Cate Blanchett
Respected actress with heart of green
Academy Award and Golden Globe winner Cate Blanchett has been called cold and intimidating because of her impressive talent and serious dedication to acting, but when it comes to the Earth, Blanchett proves she’s all heart.
Off-grid in Australia
In her native Australia, Blanchett is very conscious about how she lives and works. Not only is her home off-grid, powered entirely by solar panels, but she’s making her work environment a little greener as well.
Blanchett and husband Andrew Upton signed on for a three-year stay as artistic co-directors for the Sydney Theatre Company, where their plans include more than just putting on a good show. It has to be an eco-friendly show, too. Blanchett has spoken about adding solar panels and reusing rainwater as steps towards an entirely off-grid theater season. Such a move would make the theater company the first of its kind.

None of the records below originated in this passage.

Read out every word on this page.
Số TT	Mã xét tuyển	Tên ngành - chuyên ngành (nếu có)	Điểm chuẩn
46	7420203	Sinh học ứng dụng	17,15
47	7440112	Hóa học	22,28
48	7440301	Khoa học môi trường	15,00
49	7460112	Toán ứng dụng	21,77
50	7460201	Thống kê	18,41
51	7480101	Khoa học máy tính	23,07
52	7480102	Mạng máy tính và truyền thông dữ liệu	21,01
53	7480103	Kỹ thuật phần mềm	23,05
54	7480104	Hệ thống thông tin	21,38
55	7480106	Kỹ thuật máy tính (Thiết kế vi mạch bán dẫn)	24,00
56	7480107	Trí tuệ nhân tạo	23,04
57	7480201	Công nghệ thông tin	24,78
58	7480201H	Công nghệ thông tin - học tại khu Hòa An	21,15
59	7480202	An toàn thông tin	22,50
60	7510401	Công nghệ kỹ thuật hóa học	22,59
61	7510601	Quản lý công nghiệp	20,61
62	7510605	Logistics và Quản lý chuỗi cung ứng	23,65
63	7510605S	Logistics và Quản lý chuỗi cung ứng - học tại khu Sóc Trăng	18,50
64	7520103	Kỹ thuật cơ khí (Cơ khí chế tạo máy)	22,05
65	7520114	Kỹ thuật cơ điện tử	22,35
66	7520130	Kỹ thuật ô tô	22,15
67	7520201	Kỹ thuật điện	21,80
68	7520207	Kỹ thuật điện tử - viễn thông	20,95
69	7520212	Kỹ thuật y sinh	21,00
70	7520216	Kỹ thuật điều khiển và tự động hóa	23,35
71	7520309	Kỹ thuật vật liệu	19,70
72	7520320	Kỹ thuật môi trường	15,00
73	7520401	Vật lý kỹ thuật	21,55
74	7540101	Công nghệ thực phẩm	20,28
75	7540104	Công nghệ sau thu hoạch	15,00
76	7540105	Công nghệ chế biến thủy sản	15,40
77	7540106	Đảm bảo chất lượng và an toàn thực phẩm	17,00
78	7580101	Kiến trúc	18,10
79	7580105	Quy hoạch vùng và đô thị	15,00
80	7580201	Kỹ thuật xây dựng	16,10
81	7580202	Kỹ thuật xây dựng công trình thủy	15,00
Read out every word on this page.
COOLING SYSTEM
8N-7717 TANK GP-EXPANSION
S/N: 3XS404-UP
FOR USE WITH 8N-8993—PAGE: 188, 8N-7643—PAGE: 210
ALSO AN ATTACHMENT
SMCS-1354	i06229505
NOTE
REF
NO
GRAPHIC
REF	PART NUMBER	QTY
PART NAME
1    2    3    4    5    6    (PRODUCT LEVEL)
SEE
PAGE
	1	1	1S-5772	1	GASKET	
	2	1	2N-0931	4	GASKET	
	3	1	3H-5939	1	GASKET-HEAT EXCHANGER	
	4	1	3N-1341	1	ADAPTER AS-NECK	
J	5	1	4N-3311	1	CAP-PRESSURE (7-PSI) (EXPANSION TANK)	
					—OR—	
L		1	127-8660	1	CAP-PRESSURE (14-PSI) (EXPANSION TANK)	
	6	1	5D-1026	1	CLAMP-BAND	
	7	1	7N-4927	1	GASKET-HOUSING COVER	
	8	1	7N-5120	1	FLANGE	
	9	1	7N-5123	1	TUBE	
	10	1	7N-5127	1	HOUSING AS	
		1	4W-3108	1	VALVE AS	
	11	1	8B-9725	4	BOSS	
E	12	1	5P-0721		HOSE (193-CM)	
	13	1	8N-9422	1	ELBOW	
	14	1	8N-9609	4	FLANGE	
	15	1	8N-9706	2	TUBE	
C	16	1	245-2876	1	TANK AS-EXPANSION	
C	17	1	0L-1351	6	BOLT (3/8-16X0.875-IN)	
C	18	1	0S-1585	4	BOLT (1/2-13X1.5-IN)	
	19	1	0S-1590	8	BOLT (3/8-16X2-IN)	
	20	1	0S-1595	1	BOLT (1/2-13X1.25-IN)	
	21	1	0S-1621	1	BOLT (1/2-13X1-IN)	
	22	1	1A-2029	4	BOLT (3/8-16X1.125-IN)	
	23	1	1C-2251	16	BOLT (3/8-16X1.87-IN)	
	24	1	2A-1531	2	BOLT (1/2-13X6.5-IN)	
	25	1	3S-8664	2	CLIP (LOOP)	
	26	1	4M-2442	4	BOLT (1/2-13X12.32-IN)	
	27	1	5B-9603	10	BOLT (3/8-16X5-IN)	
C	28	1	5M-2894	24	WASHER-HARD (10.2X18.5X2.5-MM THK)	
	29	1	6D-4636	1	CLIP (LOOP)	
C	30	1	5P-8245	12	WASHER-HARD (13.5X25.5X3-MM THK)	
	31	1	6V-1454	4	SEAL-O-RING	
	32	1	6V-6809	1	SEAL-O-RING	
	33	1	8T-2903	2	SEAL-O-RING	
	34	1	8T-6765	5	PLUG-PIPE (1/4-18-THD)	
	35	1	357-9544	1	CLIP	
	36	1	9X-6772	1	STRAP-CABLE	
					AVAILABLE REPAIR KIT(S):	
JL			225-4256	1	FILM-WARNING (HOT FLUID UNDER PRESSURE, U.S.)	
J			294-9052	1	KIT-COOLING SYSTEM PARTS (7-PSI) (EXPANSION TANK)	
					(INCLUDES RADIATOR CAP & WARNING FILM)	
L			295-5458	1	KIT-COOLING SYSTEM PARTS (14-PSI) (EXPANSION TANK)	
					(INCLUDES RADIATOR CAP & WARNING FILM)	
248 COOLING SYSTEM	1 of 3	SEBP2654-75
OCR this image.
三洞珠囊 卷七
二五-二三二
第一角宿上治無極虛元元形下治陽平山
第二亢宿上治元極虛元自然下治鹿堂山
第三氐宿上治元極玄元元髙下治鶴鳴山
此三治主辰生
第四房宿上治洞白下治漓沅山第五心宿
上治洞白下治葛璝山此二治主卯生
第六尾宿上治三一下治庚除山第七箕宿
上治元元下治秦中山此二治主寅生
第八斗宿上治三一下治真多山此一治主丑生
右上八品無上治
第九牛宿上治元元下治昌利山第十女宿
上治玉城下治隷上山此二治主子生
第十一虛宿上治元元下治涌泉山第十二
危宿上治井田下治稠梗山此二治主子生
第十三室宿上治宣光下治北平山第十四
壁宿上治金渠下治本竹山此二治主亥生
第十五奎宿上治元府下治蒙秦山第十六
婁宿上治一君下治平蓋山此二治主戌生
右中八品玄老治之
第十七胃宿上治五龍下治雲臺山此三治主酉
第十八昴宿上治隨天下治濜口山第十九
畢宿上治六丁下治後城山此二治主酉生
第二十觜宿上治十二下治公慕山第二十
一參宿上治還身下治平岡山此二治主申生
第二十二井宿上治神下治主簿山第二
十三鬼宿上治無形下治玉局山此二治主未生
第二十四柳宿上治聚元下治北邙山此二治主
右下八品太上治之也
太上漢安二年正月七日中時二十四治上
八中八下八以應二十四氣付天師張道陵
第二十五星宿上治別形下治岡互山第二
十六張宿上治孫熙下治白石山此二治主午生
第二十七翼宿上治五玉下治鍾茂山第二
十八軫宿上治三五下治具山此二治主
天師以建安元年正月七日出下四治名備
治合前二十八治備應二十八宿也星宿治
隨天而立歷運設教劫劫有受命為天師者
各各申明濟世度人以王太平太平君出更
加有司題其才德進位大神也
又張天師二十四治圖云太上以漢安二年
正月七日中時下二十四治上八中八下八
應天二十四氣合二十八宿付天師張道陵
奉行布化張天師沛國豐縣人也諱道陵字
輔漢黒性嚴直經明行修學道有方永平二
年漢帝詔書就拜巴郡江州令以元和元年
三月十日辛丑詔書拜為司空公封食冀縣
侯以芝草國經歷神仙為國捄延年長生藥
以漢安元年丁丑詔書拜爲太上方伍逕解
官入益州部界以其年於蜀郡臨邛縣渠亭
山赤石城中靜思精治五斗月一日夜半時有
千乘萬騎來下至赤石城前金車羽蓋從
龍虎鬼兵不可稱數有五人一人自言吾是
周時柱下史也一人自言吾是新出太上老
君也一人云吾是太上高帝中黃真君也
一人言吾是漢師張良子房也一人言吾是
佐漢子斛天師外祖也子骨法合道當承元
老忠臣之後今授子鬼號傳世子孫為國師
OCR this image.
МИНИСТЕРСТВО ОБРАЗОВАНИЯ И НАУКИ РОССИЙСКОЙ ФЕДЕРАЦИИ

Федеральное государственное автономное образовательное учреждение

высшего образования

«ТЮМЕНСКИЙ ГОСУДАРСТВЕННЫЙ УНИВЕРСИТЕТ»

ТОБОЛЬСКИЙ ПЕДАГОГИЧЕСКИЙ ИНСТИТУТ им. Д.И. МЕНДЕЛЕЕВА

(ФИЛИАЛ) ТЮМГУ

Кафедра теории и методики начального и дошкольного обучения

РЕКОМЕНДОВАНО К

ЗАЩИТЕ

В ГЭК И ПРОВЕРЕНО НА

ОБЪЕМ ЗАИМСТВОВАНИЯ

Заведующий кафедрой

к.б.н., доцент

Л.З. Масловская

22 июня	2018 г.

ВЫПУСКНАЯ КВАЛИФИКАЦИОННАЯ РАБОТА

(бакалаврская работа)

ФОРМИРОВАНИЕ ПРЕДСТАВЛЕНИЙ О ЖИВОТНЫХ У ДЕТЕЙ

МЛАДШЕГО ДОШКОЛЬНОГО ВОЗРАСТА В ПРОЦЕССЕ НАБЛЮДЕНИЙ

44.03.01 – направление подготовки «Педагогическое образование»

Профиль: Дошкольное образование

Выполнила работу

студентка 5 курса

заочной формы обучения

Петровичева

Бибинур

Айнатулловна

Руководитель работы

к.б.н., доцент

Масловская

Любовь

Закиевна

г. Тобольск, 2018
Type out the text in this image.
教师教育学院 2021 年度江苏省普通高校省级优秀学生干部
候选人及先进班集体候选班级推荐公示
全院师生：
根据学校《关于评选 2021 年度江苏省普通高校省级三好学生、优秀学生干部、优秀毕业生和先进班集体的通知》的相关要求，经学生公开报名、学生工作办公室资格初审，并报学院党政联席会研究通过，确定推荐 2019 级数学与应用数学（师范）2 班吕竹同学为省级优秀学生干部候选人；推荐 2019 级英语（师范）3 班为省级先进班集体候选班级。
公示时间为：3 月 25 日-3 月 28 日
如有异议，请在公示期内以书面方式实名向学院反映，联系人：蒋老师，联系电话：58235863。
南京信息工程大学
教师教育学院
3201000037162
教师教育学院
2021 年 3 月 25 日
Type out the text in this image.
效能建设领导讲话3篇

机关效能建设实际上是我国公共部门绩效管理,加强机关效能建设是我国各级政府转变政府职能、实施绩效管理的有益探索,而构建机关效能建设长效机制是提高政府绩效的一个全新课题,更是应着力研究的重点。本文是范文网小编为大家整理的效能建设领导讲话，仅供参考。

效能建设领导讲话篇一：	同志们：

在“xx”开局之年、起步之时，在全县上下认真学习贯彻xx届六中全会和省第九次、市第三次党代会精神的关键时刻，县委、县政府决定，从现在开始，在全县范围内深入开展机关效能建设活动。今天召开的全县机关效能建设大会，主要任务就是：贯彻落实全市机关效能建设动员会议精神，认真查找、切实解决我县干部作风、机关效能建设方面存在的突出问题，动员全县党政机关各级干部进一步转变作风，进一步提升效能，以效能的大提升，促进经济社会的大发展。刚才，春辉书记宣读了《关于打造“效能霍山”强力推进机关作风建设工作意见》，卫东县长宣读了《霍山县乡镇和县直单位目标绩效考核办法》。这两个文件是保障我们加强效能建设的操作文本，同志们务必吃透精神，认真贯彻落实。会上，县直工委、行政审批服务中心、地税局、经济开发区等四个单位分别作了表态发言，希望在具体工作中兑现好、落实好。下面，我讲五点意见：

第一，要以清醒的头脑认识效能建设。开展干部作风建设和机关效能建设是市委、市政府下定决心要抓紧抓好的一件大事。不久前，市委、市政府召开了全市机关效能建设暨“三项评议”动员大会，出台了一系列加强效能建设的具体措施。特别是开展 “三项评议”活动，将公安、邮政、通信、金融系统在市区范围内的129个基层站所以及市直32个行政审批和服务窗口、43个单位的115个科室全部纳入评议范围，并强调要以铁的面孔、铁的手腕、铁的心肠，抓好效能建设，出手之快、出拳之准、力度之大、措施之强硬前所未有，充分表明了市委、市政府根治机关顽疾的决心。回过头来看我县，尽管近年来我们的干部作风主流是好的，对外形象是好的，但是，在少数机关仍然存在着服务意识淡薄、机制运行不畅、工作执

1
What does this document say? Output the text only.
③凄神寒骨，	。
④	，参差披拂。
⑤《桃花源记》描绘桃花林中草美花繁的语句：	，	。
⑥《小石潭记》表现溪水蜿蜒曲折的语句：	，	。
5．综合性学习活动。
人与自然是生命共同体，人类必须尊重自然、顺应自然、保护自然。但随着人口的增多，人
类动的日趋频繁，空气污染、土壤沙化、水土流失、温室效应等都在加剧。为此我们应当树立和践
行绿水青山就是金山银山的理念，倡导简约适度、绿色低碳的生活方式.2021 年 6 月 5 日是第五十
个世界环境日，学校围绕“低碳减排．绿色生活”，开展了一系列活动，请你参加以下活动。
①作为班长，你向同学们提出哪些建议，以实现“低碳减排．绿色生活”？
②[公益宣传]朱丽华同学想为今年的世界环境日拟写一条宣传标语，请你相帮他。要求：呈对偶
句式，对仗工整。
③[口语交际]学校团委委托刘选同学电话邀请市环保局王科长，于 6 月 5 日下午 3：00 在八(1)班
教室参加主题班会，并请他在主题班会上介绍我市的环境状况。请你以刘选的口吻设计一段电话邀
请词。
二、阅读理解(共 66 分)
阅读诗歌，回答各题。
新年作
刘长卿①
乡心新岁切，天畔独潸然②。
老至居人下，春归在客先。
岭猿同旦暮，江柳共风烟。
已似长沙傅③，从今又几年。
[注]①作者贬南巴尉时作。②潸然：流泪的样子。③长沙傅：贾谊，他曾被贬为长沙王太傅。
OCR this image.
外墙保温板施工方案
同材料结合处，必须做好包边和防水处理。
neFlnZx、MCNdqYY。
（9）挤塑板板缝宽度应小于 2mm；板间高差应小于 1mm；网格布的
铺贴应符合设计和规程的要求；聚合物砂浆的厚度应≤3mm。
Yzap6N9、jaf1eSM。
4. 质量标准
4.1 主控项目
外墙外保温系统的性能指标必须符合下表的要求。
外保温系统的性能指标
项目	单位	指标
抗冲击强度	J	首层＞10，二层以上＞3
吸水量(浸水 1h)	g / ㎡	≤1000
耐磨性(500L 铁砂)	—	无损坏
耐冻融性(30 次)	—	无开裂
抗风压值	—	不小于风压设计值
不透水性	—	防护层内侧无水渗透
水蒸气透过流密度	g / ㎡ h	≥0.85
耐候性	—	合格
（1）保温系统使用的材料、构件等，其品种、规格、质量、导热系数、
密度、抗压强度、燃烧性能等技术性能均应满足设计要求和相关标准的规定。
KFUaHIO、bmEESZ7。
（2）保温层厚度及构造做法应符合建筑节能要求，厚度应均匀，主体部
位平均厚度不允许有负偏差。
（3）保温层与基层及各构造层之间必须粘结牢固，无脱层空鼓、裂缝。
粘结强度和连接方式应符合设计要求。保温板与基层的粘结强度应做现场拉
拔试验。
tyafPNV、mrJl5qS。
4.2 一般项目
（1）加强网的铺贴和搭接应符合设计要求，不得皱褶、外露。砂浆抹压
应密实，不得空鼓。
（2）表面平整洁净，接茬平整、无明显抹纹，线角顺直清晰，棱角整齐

Cate Blanchett’s gifts of green
Blanchett has been in the media both for working with and donating to green organizations. She promoted Earth Hour in Sydney, Australia by taping radio and television advertisements. The initiative tackles the common misconception that one person can’t make a difference with climate change. Businesses and residents were urged to turn off all lights for one hour, known as the Earth Hour, kicking off a campaign to cut Sydney’s greenhouse emissions by 5 percent. Blanchett has also participated with her two young sons in the Walk Against Warming protest, alongside 40,000 others.
Donations are a notable aspect of Blanchett’s green repertoire. She thanked cast and crew members of The Missing by making a substantial monetary gift to Forest Guardians, a U.S. environmental watchdog group dedicated to preserving wildlife and natural habitat. In a press release she was quoted as saying she’d “forged an intimate connection to the land” during filming in New Mexico.
Growing up green
Cate Blanchett learned about conservation young. Growing up with a grandmother who lived through the Depression taught her to recycle and not let anything go to waste. She has said she didn’t think of it as “green” at the time because that sort of label wasn’t common. Her big realization came while reading a past editorial saying Perth, Australia would run out of water in 10 years. At the time it was met with silence, but these days the environmental concerns of Blanchett and other celebrity leaders, like Cameron Diaz and Leonardo DiCaprio, are being echoed throughout Hollywood.